What is the take home message. One general piece of advice that I would give based on this discussion in the medical literature: don’t get sick.
Why you should care. Case II. The effect of vitamin E supplementation
A clear cut case of how off-the-mark ITT can be is a report on the value of antioxidant supplements. The Abstract of the paper concluded that “there were no overall effects of ascorbic acid, vitamin E, or beta carotene on cardiovascular events among women at high risk for CVD.” The study was based on an ITT analysis but,on the fourth page of the paper, it turns out that removing subjects due to
“noncompliance led to a significant 13% reduction in the combined end point of CVD morbidity and mortality… with a 22% reduction in MI …, a 27% reduction in stroke …. a 23% reduction in the combination of MI, stroke, or CVD death (RR (risk ratio), 0.77; 95% CI, 0.64–0.92 [P = 005]).”
The media universally reported the conclusion from the Abstract, namely that there was no effect of vitamin E. This conclusion is correct if you think that you can measure the effect of vitamin E without taking the pill out of the bottle. Does this mean that vitamin E is really of value? The data would certainly be accepted as valuable if the statistics were applied to a study of the value of replacing barbecued pork with whole grain cereal. Again, “no effect” was the answer to the question: “what happens if you are told to take vitamin E” but it still seems is reasonable that the effect of a vitamin means the effect of actually taking the vitamin.
The ITT controversy
Advocates of ITT see its principles as established and may dismiss a common sense approach as naïve. The issue is not easily resolved; statistics is not axiomatic: there is no F=ma, there is no zeroth law. A good statistics book will tell you in the Introduction that what we do in statistics is to try to find a way to quantify our intuitions. If this is not appreciated, and you do not go back to consideration of exactly what the question is that you are asking, it is easy to develop a dogmatic approach and insist on a particular statistic because it has become standard.
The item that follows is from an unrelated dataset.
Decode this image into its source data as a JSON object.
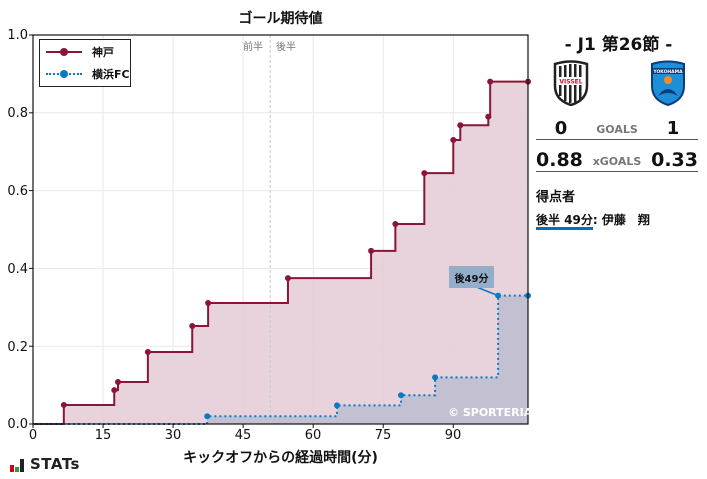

As I mentioned above, I had a good deal of trouble getting my original paper published and one anonymous reviewer said that “the arguments presented by the author may have applied, maybe, ten or fifteen years ago.” This criticism reminded me of Molière’s Doctor in Spite of Himself:
Sganarelle is disguised as a doctor and spouts medical double-talk with phony Latin, Greek and Hebrew to impress the client, Geronte, who is pretty dumb and mostly falls for it but:
Geronte: …there is only one thing that bothers me: the location of the liver and the heart. It seemed to me that you had them in the wrong place: the heart is on the left side but the liver is on the right side.
Sgnarelle: Yes. That used to be true but we have changed all that and medicine uses an entirely new approach.
Geronte: I didn’t know that and I beg your pardon for my ignorance.
In the end, it is reasonable that scientific knowledge be based on real observations. This has never before been thought to include data that was not actually in the experiment. I doubt that nous avons changé tout cela.